PostgreSQL poor performing order_by ASC

optimizationperformancepostgresqlquery-performance

I have a situation where I prepare a list of buffers to process by a task queue. Currently my buffer table contains over 350.000 rows.

Every estimated 30 seconds the following query is ran to check what buffers to run:

SELECT "buffer_incomingbuffer"."id"
FROM "buffer_incomingbuffer"

WHERE (
  (
    "buffer_incomingbuffer"."run_date" <= '2019-02-28 08:20:19.243339'
    OR
    "buffer_incomingbuffer"."run_date" IS NULL
  )
  AND "buffer_incomingbuffer"."attempts" < 10
  AND "buffer_incomingbuffer"."completed_date" IS NULL
  AND "buffer_incomingbuffer"."locked_at" IS NULL
  AND "shop_id" = 'any-uuid-here'
)

ORDER BY "buffer_incomingbuffer"."created_date" ASC
LIMIT 10

With the following index:

buffer_incomingbuffer (run_date, attempts, completed_date, locked_at, shop_id, created_date)

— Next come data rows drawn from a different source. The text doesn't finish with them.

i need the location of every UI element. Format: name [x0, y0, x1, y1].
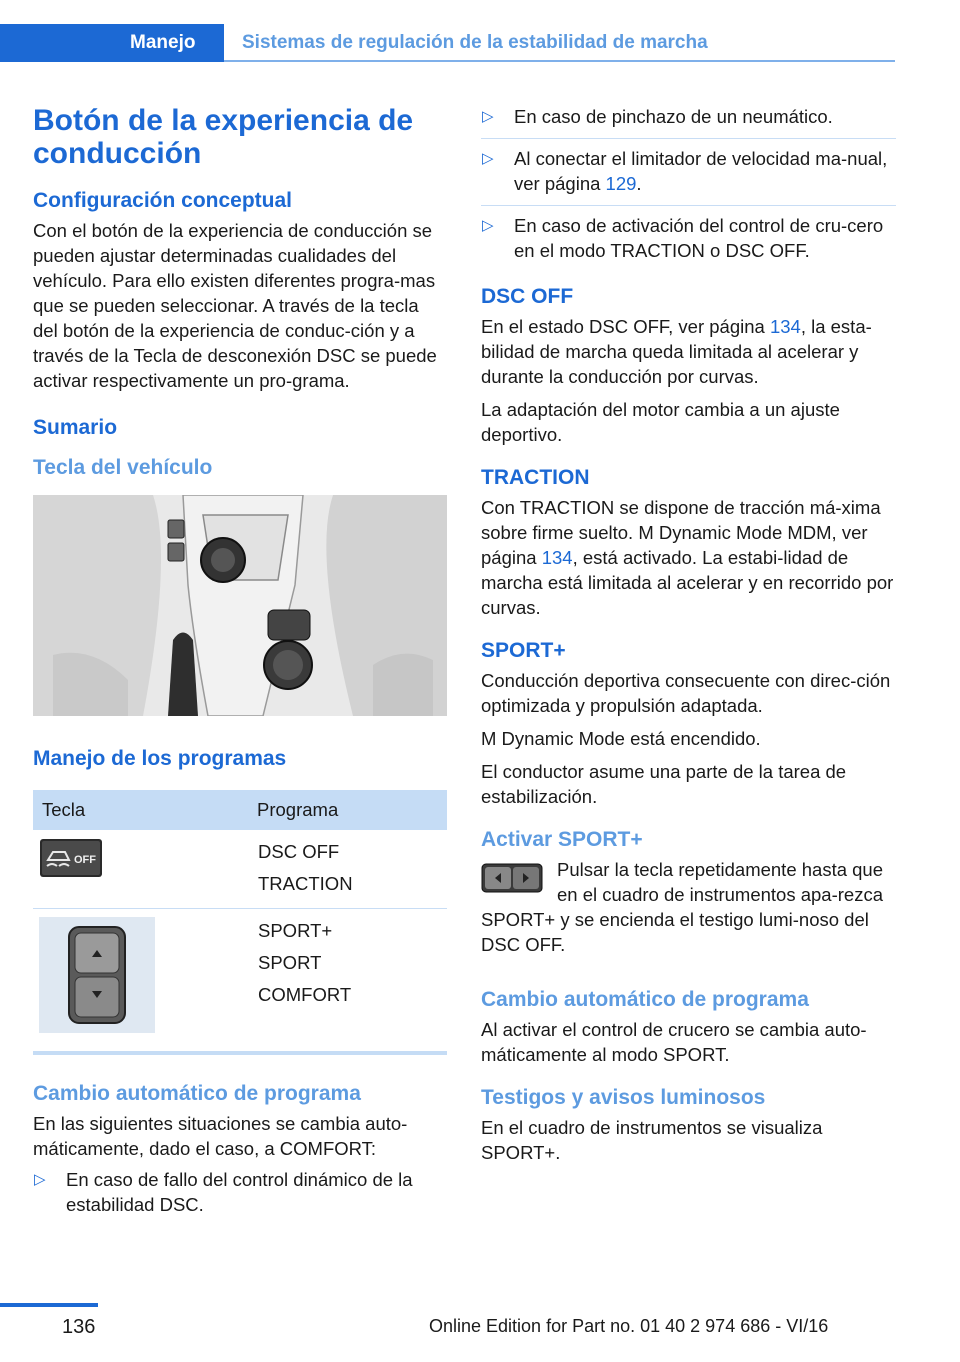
program-sport-plus: SPORT+ — [258, 920, 333, 941]
sport-plus-text-2: M Dynamic Mode está encendido. — [481, 728, 761, 749]
page-link-129[interactable]: 129 — [605, 173, 637, 194]
program-traction: TRACTION — [258, 873, 353, 894]
activate-sport-plus-block — [481, 857, 896, 957]
sport-plus-heading: SPORT+ — [481, 639, 566, 662]
left-column — [33, 100, 447, 1233]
list-item-text: Al conectar el limitador de velocidad ma‐nual, ver página — [514, 148, 888, 194]
key-cell — [33, 909, 249, 1054]
page-header — [0, 0, 960, 62]
traction-text-end: , está activado. La estabi‐lidad de marcha está limitada al acelerar y en recorrido por curvas. — [481, 547, 894, 618]
key-cell — [33, 830, 249, 909]
dsc-off-text-start: En el estado DSC OFF, ver página — [481, 316, 770, 337]
footer-rule — [0, 1303, 98, 1307]
header-program: Programa — [249, 790, 447, 830]
list-item — [481, 213, 896, 272]
triangle-bullet-icon: ▷ — [34, 1171, 46, 1188]
sport-plus-text-3: El conductor asume una parte de la tarea de estabilización. — [481, 761, 847, 807]
svg-text:OFF: OFF — [74, 854, 96, 866]
auto-change-2-text: Al activar el control de crucero se cambia auto‐máticamente al modo SPORT. — [481, 1019, 867, 1065]
driving-experience-rocker-icon — [481, 863, 543, 893]
center-console-illustration — [33, 495, 447, 716]
list-item-text-end: . — [636, 173, 642, 194]
list-item — [481, 104, 896, 139]
dsc-off-text-end: , la esta‐bilidad de marcha queda limitada al acelerar y durante la conducción por curvas. — [481, 316, 872, 387]
lights-heading: Testigos y avisos luminosos — [481, 1086, 766, 1109]
triangle-bullet-icon: ▷ — [482, 108, 494, 125]
table-row — [33, 909, 447, 1054]
concept-heading: Configuración conceptual — [33, 189, 293, 212]
dsc-off-text-2: La adaptación del motor cambia a un ajuste deportivo. — [481, 399, 840, 445]
triangle-bullet-icon: ▷ — [482, 150, 494, 167]
list-item-text: En caso de pinchazo de un neumático. — [514, 106, 833, 127]
summary-heading: Sumario — [33, 416, 118, 439]
auto-change-list — [33, 1167, 447, 1226]
page-link-134[interactable]: 134 — [541, 547, 573, 568]
header-rule — [224, 60, 895, 62]
page-title: Botón de la experiencia de conducción — [33, 104, 414, 170]
edition-note: Online Edition for Part no. 01 40 2 974 686 - VI/16 — [429, 1316, 829, 1336]
auto-change-list-continued — [481, 104, 896, 272]
dsc-off-text — [481, 314, 896, 389]
program-dsc-off: DSC OFF — [258, 841, 340, 862]
header-key: Tecla — [33, 790, 249, 830]
activate-sport-plus-text: Pulsar la tecla repetidamente hasta que en el cuadro de instrumentos apa‐rezca SPORT+ y se encienda el testigo lumi‐noso del DSC OFF. — [481, 859, 884, 955]
program-cell — [249, 909, 447, 1054]
program-sport: SPORT — [258, 952, 322, 973]
programs-table — [33, 790, 447, 1055]
table-row — [33, 830, 447, 909]
traction-text — [481, 495, 896, 620]
dsc-off-button-icon — [39, 838, 103, 878]
auto-change-2-heading: Cambio automático de programa — [481, 988, 809, 1011]
program-cell — [249, 830, 447, 909]
section-title: Manejo — [130, 32, 196, 53]
traction-text-start: Con TRACTION se dispone de tracción má‐xima sobre firme suelto. M Dynamic Mode MDM, ver página — [481, 497, 881, 568]
list-item-text: En caso de activación del control de cru‐cero en el modo TRACTION o DSC OFF. — [514, 215, 884, 261]
page-link-134[interactable]: 134 — [769, 316, 801, 337]
vehicle-key-heading: Tecla del vehículo — [33, 456, 213, 479]
activate-sport-plus-heading: Activar SPORT+ — [481, 828, 643, 851]
program-comfort: COMFORT — [258, 984, 352, 1005]
triangle-bullet-icon: ▷ — [482, 217, 494, 234]
sport-plus-text-1: Conducción deportiva consecuente con direc‐ción optimizada y propulsión adaptada. — [481, 670, 891, 716]
auto-change-heading: Cambio automático de programa — [33, 1082, 361, 1105]
auto-change-text: En las siguientes situaciones se cambia auto‐máticamente, dado el caso, a COMFORT: — [33, 1113, 408, 1159]
list-item-text: En caso de fallo del control dinámico de la estabilidad DSC. — [66, 1169, 413, 1215]
center-console-image — [33, 495, 447, 716]
right-column — [481, 104, 896, 1165]
page-number: 136 — [62, 1316, 96, 1338]
dsc-off-heading: DSC OFF — [481, 285, 574, 308]
table-header-row — [33, 790, 447, 830]
driving-experience-switch-icon — [39, 917, 155, 1033]
list-item — [33, 1167, 447, 1226]
chapter-title: Sistemas de regulación de la estabilidad de marcha — [242, 32, 708, 53]
concept-text: Con el botón de la experiencia de conducción se pueden ajustar determinadas cualidades del vehículo. Para ello existen diferentes progra‐mas que se pueden seleccionar. A través de la tecla del botón de la experiencia de conduc‐ción y a través de la Tecla de desconexión DSC se puede activar respectivamente un pro‐grama. — [33, 220, 437, 391]
traction-heading: TRACTION — [481, 466, 590, 489]
lights-text: En el cuadro de instrumentos se visualiza SPORT+. — [481, 1117, 823, 1163]
programs-heading: Manejo de los programas — [33, 747, 287, 770]
list-item — [481, 146, 896, 206]
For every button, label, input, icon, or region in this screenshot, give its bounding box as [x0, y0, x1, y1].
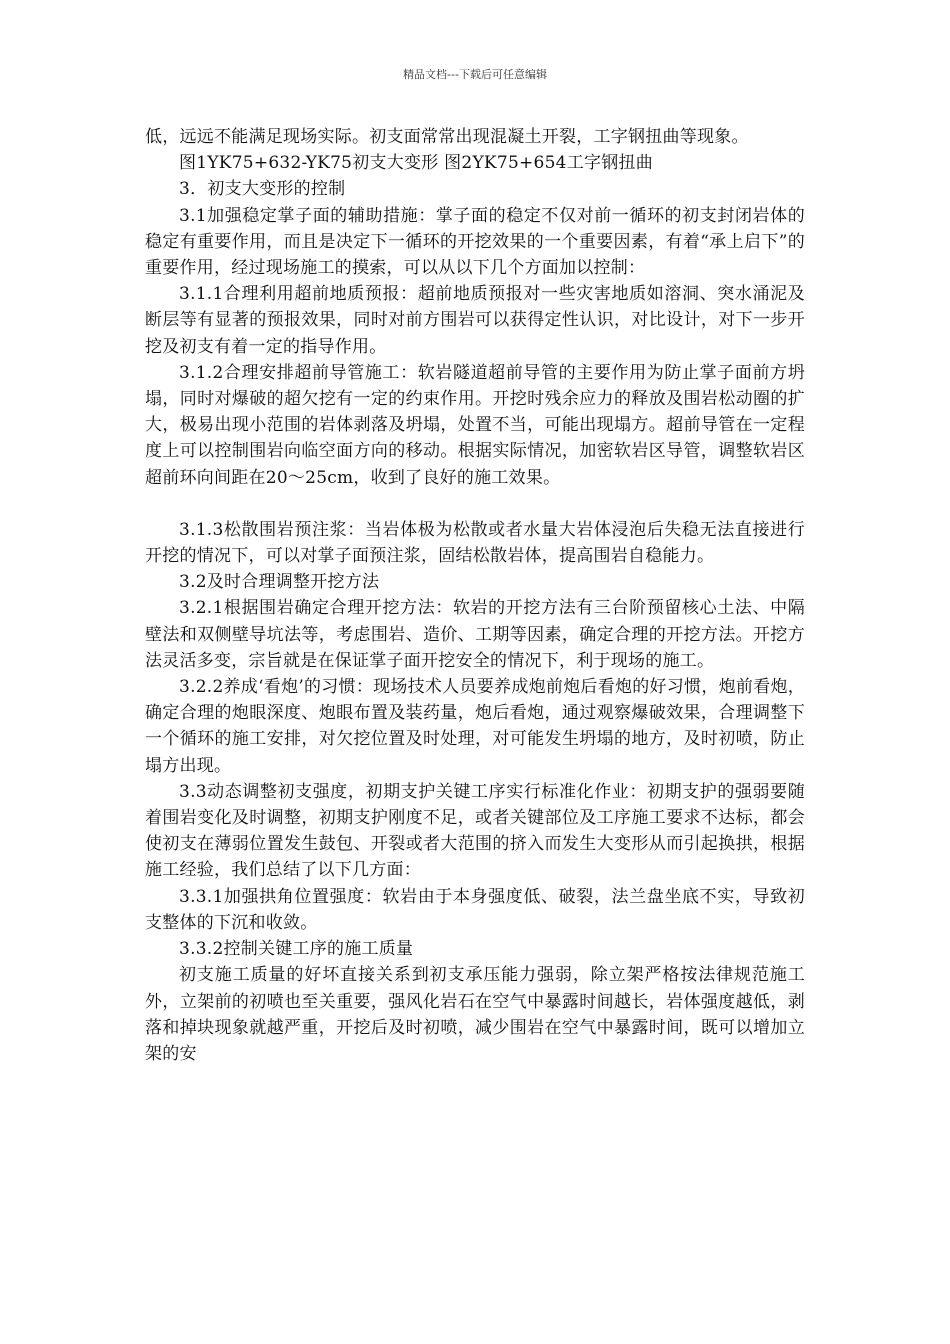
section-heading-3-3-2: 3.3.2控制关键工序的施工质量: [179, 939, 414, 960]
paragraph-3-2-2: 3.2.2养成‘看炮’的习惯：现场技术人员要养成炮前炮后看炮的好习惯，炮前看炮，确定合理的炮眼深度、炮眼布置及装药量，炮后看炮，通过观察爆破效果，合理调整下一个循环的施工安排，对欠挖位置及时处理，对可能发生坍塌的地方，及时初喷，防止塌方出现。: [145, 677, 805, 776]
paragraph-continuation: 低，远远不能满足现场实际。初支面常常出现混凝土开裂，工字钢扭曲等现象。: [145, 127, 749, 147]
paragraph-3-1-1: 3.1.1合理利用超前地质预报：超前地质预报对一些灾害地质如溶洞、突水涌泥及断层等有显著的预报效果，同时对前方围岩可以获得定性认识，对比设计，对下一步开挖及初支有着一定的指导作用。: [145, 284, 805, 357]
paragraph-3-1-2: 3.1.2合理安排超前导管施工：软岩隧道超前导管的主要作用为防止掌子面前方坍塌，同时对爆破的超欠挖有一定的约束作用。开挖时残余应力的释放及围岩松动圈的扩大，极易出现小范围的岩体剥落及坍塌，处置不当，可能出现塌方。超前导管在一定程度上可以控制围岩向临空面方向的移动。根据实际情况，加密软岩区导管，调整软岩区超前环向间距在20～25cm，收到了良好的施工效果。: [145, 362, 805, 488]
paragraph-quality: 初支施工质量的好坏直接关系到初支承压能力强弱，除立架严格按法律规范施工外，立架前的初喷也至关重要，强风化岩石在空气中暴露时间越长，岩体强度越低，剥落和掉块现象就越严重，开挖后及时初喷，减少围岩在空气中暴露时间，既可以增加立架的安: [145, 965, 805, 1064]
blank-line: [145, 491, 805, 517]
section-heading-3-2: 3.2及时合理调整开挖方法: [179, 572, 380, 593]
figure-caption: 图1YK75+632-YK75初支大变形 图2YK75+654工字钢扭曲: [179, 153, 653, 174]
page-header: 精品文档---下载后可任意编辑: [403, 68, 547, 81]
paragraph-3-1: 3.1加强稳定掌子面的辅助措施：掌子面的稳定不仅对前一循环的初支封闭岩体的稳定有重要作用，而且是决定下一循环的开挖效果的一个重要因素，有着“承上启下”的重要作用，经过现场施工的摸索，可以从以下几个方面加以控制：: [145, 205, 805, 279]
section-heading-3: 3．初支大变形的控制: [179, 179, 346, 200]
paragraph-3-3: 3.3动态调整初支强度，初期支护关键工序实行标准化作业：初期支护的强弱要随着围岩变化及时调整，初期支护刚度不足，或者关键部位及工序施工要求不达标，都会使初支在薄弱位置发生鼓包、开裂或者大范围的挤入而发生大变形从而引起换拱，根据施工经验，我们总结了以下几方面：: [145, 781, 805, 881]
paragraph-3-1-3: 3.1.3松散围岩预注浆：当岩体极为松散或者水量大岩体浸泡后失稳无法直接进行开挖的情况下，可以对掌子面预注浆，固结松散岩体，提高围岩自稳能力。: [145, 519, 805, 567]
paragraph-3-3-1: 3.3.1加强拱角位置强度：软岩由于本身强度低、破裂，法兰盘坐底不实，导致初支整体的下沉和收敛。: [145, 886, 805, 933]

This query takes over 500ms, whereas changing the ORDER BY into a DESC will take around 0.5ms.

Following the EXPLAIN ANALYZE execution of both queryies:

ORDER BY created_date ASC

Limit  (cost=0.42..794.50 rows=10 width=24) (actual time=541.306..541.553 rows=10 loops=1)
  ->  Index Scan using buffer_incomingbuffer_created_date_index on buffer_incomingbuffer  (cost=0.42..146110.50 rows=1840 width=24) (actual time=541.289..541.400 rows=10 loops=1)
        Filter: ((completed_date IS NULL) AND (locked_at IS NULL) AND ((run_date <= '2019-02-28 08:20:19.243339+00'::timestamp with time zone) OR (run_date IS NULL)) AND (attempts < 10) AND (shop_id = '43ca2e21-e1f5-4151-8fa3-c429c638d03d'::uuid))
        Rows Removed by Filter: 244674
Planning time: 0.168 ms
Execution time: 541.688 ms

ORDER BY created_date DESC

Limit  (cost=0.42..794.50 rows=10 width=24) (actual time=0.085..0.391 rows=10 loops=1)
  ->  Index Scan Backward using buffer_incomingbuffer_created_date_index on buffer_incomingbuffer  (cost=0.42..146110.50 rows=1840 width=24) (actual time=0.058..0.192 rows=10 loops=1)
        Filter: ((completed_date IS NULL) AND (locked_at IS NULL) AND ((run_date <= '2019-02-28 08:20:19.243339+00'::timestamp with time zone) OR (run_date IS NULL)) AND (attempts < 10) AND (shop_id = '43ca2e21-e1f5-4151-8fa3-c429c638d03d'::uuid))
Planning time: 0.206 ms
Execution time: 0.545 ms

To me it seems the biggest (for me unexplainable) difference between these two query plans is the "filter" part.

Reason of the order by is because we'd like to get the things that "came in" first, also "go out" first. The current execution time is a hiccup for the application and I am not sure how to tackle this issue. Like to hear if I am missing something!

Best Answer

The problem is that your buffers which have low created_date are selectively depleted in things which match your WHERE clause. So it needs to walk more and more of the index before it accumulates 10 rows which match the WHERE. Presumably the reason it is selectively depleted is that once you get the results of your query, you do something to the rows which cause them to no longer match the WHERE clause next time the query gets run. I'm guessing based on the column names that that thing is setting "completed_date" to something which no longer NULL? If so, you might want to create in index on (completed_date, created_date). Or maybe (shop_id,completed_date, created_date).

The reason that changing the sort order improves the query is that it starts using part of the index not selectively depleted. If you were to adopt that sort order in production, you would find that its performance quickly degrades as that part of the index would become depleted.

You showed us the definition of one index, but clearly that is not your only index, and it not clear what you believe the significance of that index is.